New York (Aug 17)  Gold and stocks are supposed to move in opposite directions as investors turn to safety assets when the financial market is turbulent. Lately, however, gold is continuing rising along with stocks. Analysts expect gold to rise further due to ultra-low interest rates.

"Gold used to shine amid unstable financial market conditions when demand for safety assets increased," said Oh On-su, an analyst at Hyundai Securities. "It is a means of hedging against risks."

Gold prices have risen 28 percent this year, though the financial market has been stable and the stock market is bullish. New York stocks marked a record high. Oh cited negative interest rates to explain the phenomenon.

"Central banks in advanced countries have been adopting negative rates as their economies aren't responding quickly to quantitative easing.
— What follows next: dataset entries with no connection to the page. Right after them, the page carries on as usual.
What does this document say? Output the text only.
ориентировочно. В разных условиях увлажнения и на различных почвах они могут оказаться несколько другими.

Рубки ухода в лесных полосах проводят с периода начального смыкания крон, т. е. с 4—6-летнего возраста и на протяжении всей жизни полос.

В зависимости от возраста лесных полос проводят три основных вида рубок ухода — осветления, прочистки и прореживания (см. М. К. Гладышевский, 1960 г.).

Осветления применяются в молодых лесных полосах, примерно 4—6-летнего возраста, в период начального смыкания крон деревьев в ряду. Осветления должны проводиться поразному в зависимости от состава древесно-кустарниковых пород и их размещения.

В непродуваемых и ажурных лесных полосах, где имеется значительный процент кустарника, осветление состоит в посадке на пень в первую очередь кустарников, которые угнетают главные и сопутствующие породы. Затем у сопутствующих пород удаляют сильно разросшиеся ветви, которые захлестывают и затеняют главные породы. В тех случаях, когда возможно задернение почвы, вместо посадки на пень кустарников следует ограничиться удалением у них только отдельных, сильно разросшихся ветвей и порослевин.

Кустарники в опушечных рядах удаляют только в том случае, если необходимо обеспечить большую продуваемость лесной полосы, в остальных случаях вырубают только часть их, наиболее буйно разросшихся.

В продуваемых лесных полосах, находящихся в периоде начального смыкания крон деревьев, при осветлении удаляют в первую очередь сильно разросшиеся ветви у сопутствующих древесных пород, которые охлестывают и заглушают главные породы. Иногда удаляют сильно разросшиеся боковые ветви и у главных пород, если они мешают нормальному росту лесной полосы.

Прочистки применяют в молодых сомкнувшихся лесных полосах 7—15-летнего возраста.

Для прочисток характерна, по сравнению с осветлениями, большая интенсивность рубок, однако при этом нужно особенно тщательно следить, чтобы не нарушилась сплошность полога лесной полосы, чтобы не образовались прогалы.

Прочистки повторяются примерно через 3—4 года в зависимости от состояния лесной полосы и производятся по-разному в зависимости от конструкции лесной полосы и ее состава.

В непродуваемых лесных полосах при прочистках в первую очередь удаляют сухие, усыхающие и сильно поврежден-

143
Bond yields are falling as a result, and institutional investors are in a dilemma in which holding bonds lead to losses," Oh said, explaining why investors are turning to gold.

Lee Su-jeong, an analyst at Meritz Securities, said that the joint rally of gold and stocks shows that global stocks are "in fact climbing the wall of worry, since the investment in gold basically stems from worry."

She pointed out that the current rally in the United States is called "the most hated bull market ever." Though stock market indexes are rising, the market participants' preference for stocks is low.

She also said that negative interest rates pulled up gold prices. "Especially after the negative interest rate policy by the Bank of Japan, distrust of central banks increased, which came to highlight gold as a means of storing value."

She said gold prices aren't likely to fall for some time, pointing out that they are in negative correlation with real interest rates.

"The point is that the real interest rate is unlikely to recover for some time," she said. "The U.S. Fed is expected to be cautious about key rate hikes until the end of the year, and the U.K. is likely to cut its key rate. The eurozone and Japan will also continue with monetary easing policies. Real inflation will remain in minus territory for some time. Hence, the rally of stocks and the gold rush can continue until November, at least."

Kim Hun-gil, an analyst at Hana Financial Investment, said as asset prices are sustained by liquidity amid still sluggish global demand, the market can fluctuate anytime. "In that case, gold prices may rise over 10 percent from the current price, reaching $1,500 per ounce."

Oh said the strengthening of the dollar may work as a burden for further rises in gold price.

"The recent rise of gold reflects the weak dollar following Brexit. As the dollar is showing signs of strengthening amid the increasing possibility of a U.S. key rate hike within this year, the gold rally may take a break for the short term."